There’s No Such Thing As a ‘Southie Seat’ Anymore

Sorry.

What a joy, on the Sunday eve of Martin Luther King Jr. day, to see the Globe run a prominently splashed story about last April’s 1st Suffolk state Senate election that utterly ignored the winning black candidate and the thousands upon thousands of black voters who decided the election.

Look, we all love to write about old versus new Southie politics; I’ve written that story, in various forms, for years. But that has nothing to do with what happened in that Senate race.

The truth is that the 1st Suffolk is not, today, a “Southie seat,” except in the puny minds of a small number of people who insist upon believing that South Boston remains some greatly important power center. The vast majority of the district lies outside Southie, ranging all the way to Hyde Park. Nick Collins really should have had no chance at all against Linda Dorcena Forry, but was given hope by juxtaposing the primary on the day when South Boston’s own Steve Lynch was on the ballot for US Senator.

Forry helped out by running, for the most part, a poor campaign. But even so, Collins’s optimism lay in the assumption that black people don’t vote in non-Presidential elections. (The same assumption would cause jaws to drop when Jean-Claude Sanon grabbed a top-two spot in the District 6 City Council preliminary in September.)

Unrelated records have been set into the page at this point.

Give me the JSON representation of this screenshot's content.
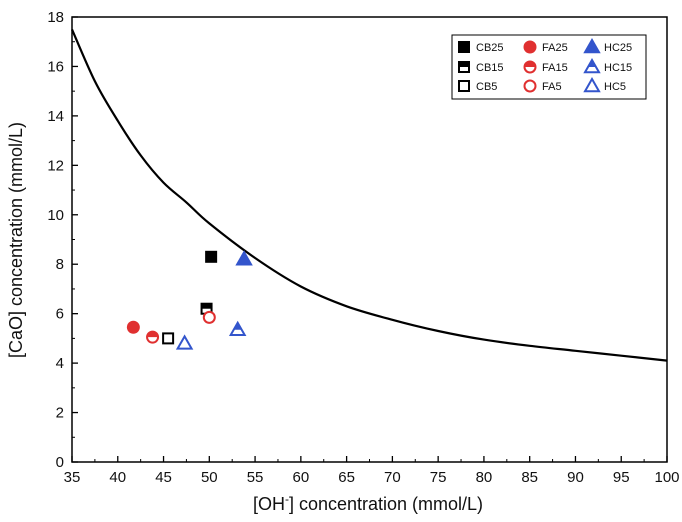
{
  "chart_data": {
    "type": "scatter",
    "title": "",
    "xlabel": {
      "pre": "[OH",
      "sup": "-",
      "post": "] concentration (mmol/L)"
    },
    "ylabel": "[CaO] concentration (mmol/L)",
    "xlim": [
      35,
      100
    ],
    "ylim": [
      0,
      18
    ],
    "xticks": [
      35,
      40,
      45,
      50,
      55,
      60,
      65,
      70,
      75,
      80,
      85,
      90,
      95,
      100
    ],
    "yticks": [
      0,
      2,
      4,
      6,
      8,
      10,
      12,
      14,
      16,
      18
    ],
    "grid": false,
    "legend_position": "top-right",
    "colors": {
      "CB": "#000000",
      "FA": "#e03030",
      "HC": "#3355cc"
    },
    "series": [
      {
        "name": "CB25",
        "marker": "square",
        "fill": "full",
        "color": "#000000",
        "points": [
          [
            50.2,
            8.3
          ]
        ]
      },
      {
        "name": "CB15",
        "marker": "square",
        "fill": "half",
        "color": "#000000",
        "points": [
          [
            49.7,
            6.2
          ]
        ]
      },
      {
        "name": "CB5",
        "marker": "square",
        "fill": "none",
        "color": "#000000",
        "points": [
          [
            45.5,
            5.0
          ]
        ]
      },
      {
        "name": "FA25",
        "marker": "circle",
        "fill": "full",
        "color": "#e03030",
        "points": [
          [
            41.7,
            5.45
          ]
        ]
      },
      {
        "name": "FA15",
        "marker": "circle",
        "fill": "half",
        "color": "#e03030",
        "points": [
          [
            43.8,
            5.05
          ]
        ]
      },
      {
        "name": "FA5",
        "marker": "circle",
        "fill": "none",
        "color": "#e03030",
        "points": [
          [
            50.0,
            5.85
          ]
        ]
      },
      {
        "name": "HC25",
        "marker": "triangle",
        "fill": "full",
        "color": "#3355cc",
        "points": [
          [
            53.8,
            8.2
          ]
        ]
      },
      {
        "name": "HC15",
        "marker": "triangle",
        "fill": "half",
        "color": "#3355cc",
        "points": [
          [
            53.1,
            5.35
          ]
        ]
      },
      {
        "name": "HC5",
        "marker": "triangle",
        "fill": "none",
        "color": "#3355cc",
        "points": [
          [
            47.3,
            4.8
          ]
        ]
      }
    ],
    "curve": {
      "x": [
        35,
        37.5,
        40,
        42.5,
        45,
        47.5,
        50,
        55,
        60,
        65,
        70,
        75,
        80,
        85,
        90,
        95,
        100
      ],
      "y": [
        17.5,
        15.4,
        13.8,
        12.4,
        11.3,
        10.5,
        9.65,
        8.25,
        7.1,
        6.3,
        5.75,
        5.3,
        4.95,
        4.7,
        4.5,
        4.3,
        4.1
      ]
    }
  }
}
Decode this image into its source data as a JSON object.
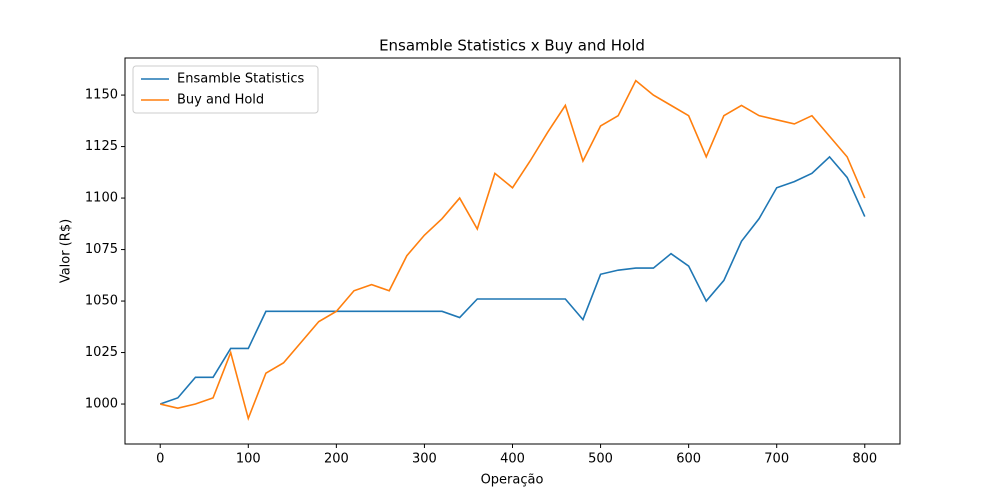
{
  "chart_data": {
    "type": "line",
    "title": "Ensamble Statistics x Buy and Hold",
    "x_label": "Operação",
    "y_label": "Valor (R$)",
    "x": [
      0,
      20,
      40,
      60,
      80,
      100,
      120,
      140,
      160,
      180,
      200,
      220,
      240,
      260,
      280,
      300,
      320,
      340,
      360,
      380,
      400,
      420,
      440,
      460,
      480,
      500,
      520,
      540,
      560,
      580,
      600,
      620,
      640,
      660,
      680,
      700,
      720,
      740,
      760,
      780,
      800
    ],
    "series": [
      {
        "name": "Ensamble Statistics",
        "color": "#1f77b4",
        "values": [
          1000,
          1003,
          1013,
          1013,
          1027,
          1027,
          1045,
          1045,
          1045,
          1045,
          1045,
          1045,
          1045,
          1045,
          1045,
          1045,
          1045,
          1042,
          1051,
          1051,
          1051,
          1051,
          1051,
          1051,
          1041,
          1063,
          1065,
          1066,
          1066,
          1073,
          1067,
          1050,
          1060,
          1079,
          1090,
          1105,
          1108,
          1112,
          1120,
          1110,
          1091
        ]
      },
      {
        "name": "Buy and Hold",
        "color": "#ff7f0e",
        "values": [
          1000,
          998,
          1000,
          1003,
          1025,
          993,
          1015,
          1020,
          1030,
          1040,
          1045,
          1055,
          1058,
          1055,
          1072,
          1082,
          1090,
          1100,
          1085,
          1112,
          1105,
          1118,
          1132,
          1145,
          1118,
          1135,
          1140,
          1157,
          1150,
          1145,
          1140,
          1120,
          1140,
          1145,
          1140,
          1138,
          1136,
          1140,
          1130,
          1120,
          1100
        ]
      }
    ],
    "xlim": [
      -40,
      840
    ],
    "ylim": [
      980.6,
      1168
    ],
    "xticks": [
      0,
      100,
      200,
      300,
      400,
      500,
      600,
      700,
      800
    ],
    "yticks": [
      1000,
      1025,
      1050,
      1075,
      1100,
      1125,
      1150
    ],
    "legend": "upper left"
  }
}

By my count, in the 1st Suffolk primary, 30 percent of the votes were cast in South Boston; Collins won 74 percent of them. A nearly equal 29 percent of the votes were cast in the 28 majority-black precincts; Forry won 86 percent of those.

Of course there were some Collins supporters annoyed with Dahill for supposedly pulling votes from their candidate. (I don’t believe she pulled significantly more from him than from Forry, but that’s an argument for the ages I suppose.) That happens in almost every multiple-candidate primary, and it had nothing to do with old versus new Southie—it was because they were so similar. Collins and Dahill are both rooted Southie figures with generally New Boston sensibilities mixed with classic neighborhood concerns of gentrification. Cahill is hardly a revolutionary; Collins is no dinosaur.

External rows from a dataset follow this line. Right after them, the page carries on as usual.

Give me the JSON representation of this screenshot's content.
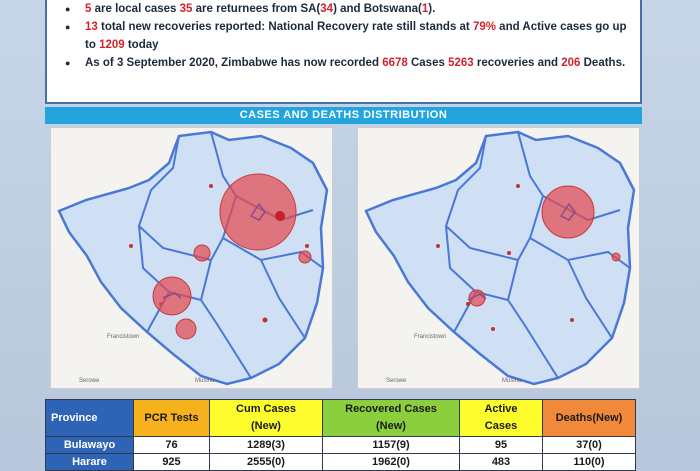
{
  "bullets": {
    "b1": {
      "n1": "5",
      "t1": " are local cases ",
      "n2": "35",
      "t2": " are returnees from SA(",
      "n3": "34",
      "t3": ") and Botswana(",
      "n4": "1",
      "t4": ")."
    },
    "b2": {
      "n1": "13",
      "t1": " total new recoveries reported: National Recovery rate still stands at ",
      "n2": "79%",
      "t2": " and Active cases go up to ",
      "n3": "1209",
      "t3": " today"
    },
    "b3": {
      "t1": "As of 3 September 2020, Zimbabwe has now recorded ",
      "n1": "6678",
      "t2": " Cases ",
      "n2": "5263",
      "t3": " recoveries and ",
      "n3": "206",
      "t4": " Deaths."
    }
  },
  "distribution": {
    "title": "CASES AND DEATHS DISTRIBUTION",
    "left_map_name": "cases-map",
    "right_map_name": "deaths-map",
    "labels": {
      "francistown": "Francistown",
      "serowe": "Serowe",
      "musina": "Musina"
    }
  },
  "table": {
    "headers": {
      "province": "Province",
      "pcr": "PCR Tests",
      "cum_a": "Cum Cases",
      "cum_b": "(New)",
      "rec": "Recovered Cases",
      "rec_b": "(New)",
      "act_a": "Active",
      "act_b": "Cases",
      "deaths": "Deaths(New)"
    },
    "rows": [
      {
        "province": "Bulawayo",
        "pcr": "76",
        "cum": "1289(3)",
        "rec": "1157(9)",
        "act": "95",
        "deaths": "37(0)"
      },
      {
        "province": "Harare",
        "pcr": "925",
        "cum": "2555(0)",
        "rec": "1962(0)",
        "act": "483",
        "deaths": "110(0)"
      }
    ]
  },
  "colors": {
    "header_blue": "#22a4de",
    "highlight_red": "#d0232a",
    "map_fill": "#cfe0f4",
    "border_blue": "#4a78d6",
    "bubble": "#e34a4f"
  }
}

Anyway, the real problem was the attitude coursing through Billy Baker’s piece, that the way to elect Collins was for Southie to vote as a bloc and overwhelm the rest of the district, rather than actually assessing the candidates and the constituents, and, oh I don’t know, trying to find Codman Square or the Chittick School on a damn map.

As I wrote a year ago:

…the spate of elections this year might just reveal that Southie is not the isolated, unique enclave it’s made out to be, but just another interconnected part of the city — one that can be happily represented by a Haitian-American woman from Dorchester just as well as Jack Hart can represent Mattapan….

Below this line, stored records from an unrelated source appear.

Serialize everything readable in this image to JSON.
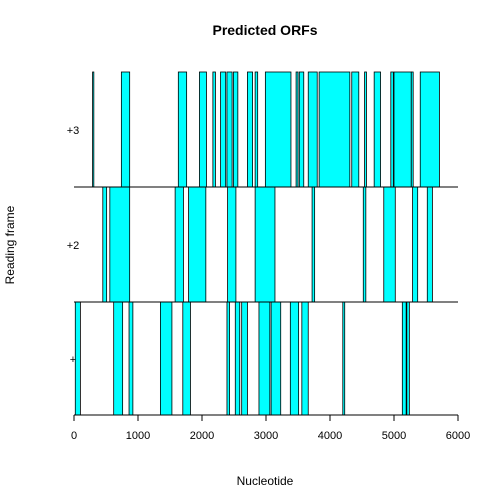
{
  "chart_data": {
    "type": "bar",
    "title": "Predicted ORFs",
    "xlabel": "Nucleotide",
    "ylabel": "Reading frame",
    "xlim": [
      0,
      6000
    ],
    "x_ticks": [
      0,
      1000,
      2000,
      3000,
      4000,
      5000,
      6000
    ],
    "frame_fill_color": "#00FFFF",
    "frames": [
      {
        "label": "+3",
        "orfs": [
          [
            290,
            310
          ],
          [
            740,
            870
          ],
          [
            1630,
            1760
          ],
          [
            1960,
            2070
          ],
          [
            2170,
            2210
          ],
          [
            2290,
            2370
          ],
          [
            2390,
            2470
          ],
          [
            2490,
            2560
          ],
          [
            2710,
            2790
          ],
          [
            2830,
            2870
          ],
          [
            2990,
            3390
          ],
          [
            3470,
            3500
          ],
          [
            3520,
            3590
          ],
          [
            3660,
            3800
          ],
          [
            3830,
            4310
          ],
          [
            4340,
            4450
          ],
          [
            4540,
            4570
          ],
          [
            4690,
            4790
          ],
          [
            4950,
            4990
          ],
          [
            5000,
            5270
          ],
          [
            5270,
            5300
          ],
          [
            5410,
            5710
          ]
        ]
      },
      {
        "label": "+2",
        "orfs": [
          [
            450,
            510
          ],
          [
            560,
            870
          ],
          [
            1580,
            1710
          ],
          [
            1790,
            2060
          ],
          [
            2400,
            2530
          ],
          [
            2830,
            3140
          ],
          [
            3720,
            3760
          ],
          [
            4520,
            4560
          ],
          [
            4840,
            5020
          ],
          [
            5290,
            5370
          ],
          [
            5520,
            5600
          ]
        ]
      },
      {
        "label": "+",
        "orfs": [
          [
            20,
            100
          ],
          [
            620,
            760
          ],
          [
            860,
            920
          ],
          [
            1350,
            1530
          ],
          [
            1700,
            1820
          ],
          [
            2390,
            2430
          ],
          [
            2520,
            2590
          ],
          [
            2620,
            2710
          ],
          [
            2890,
            3060
          ],
          [
            3080,
            3230
          ],
          [
            3380,
            3510
          ],
          [
            3560,
            3660
          ],
          [
            4200,
            4230
          ],
          [
            5130,
            5190
          ],
          [
            5200,
            5240
          ]
        ]
      }
    ]
  }
}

…there’s a very good chance that 2013 will be the year when Southie residents have to get used to being represented by outsiders. And that could very well be how they find renewed power….The alternative is for Southie old-timers to keep stubbornly voting for their own, in a city that has moved on ideologically and demographically. That might allow them to keep feeling special and superior, but won’t get them much else.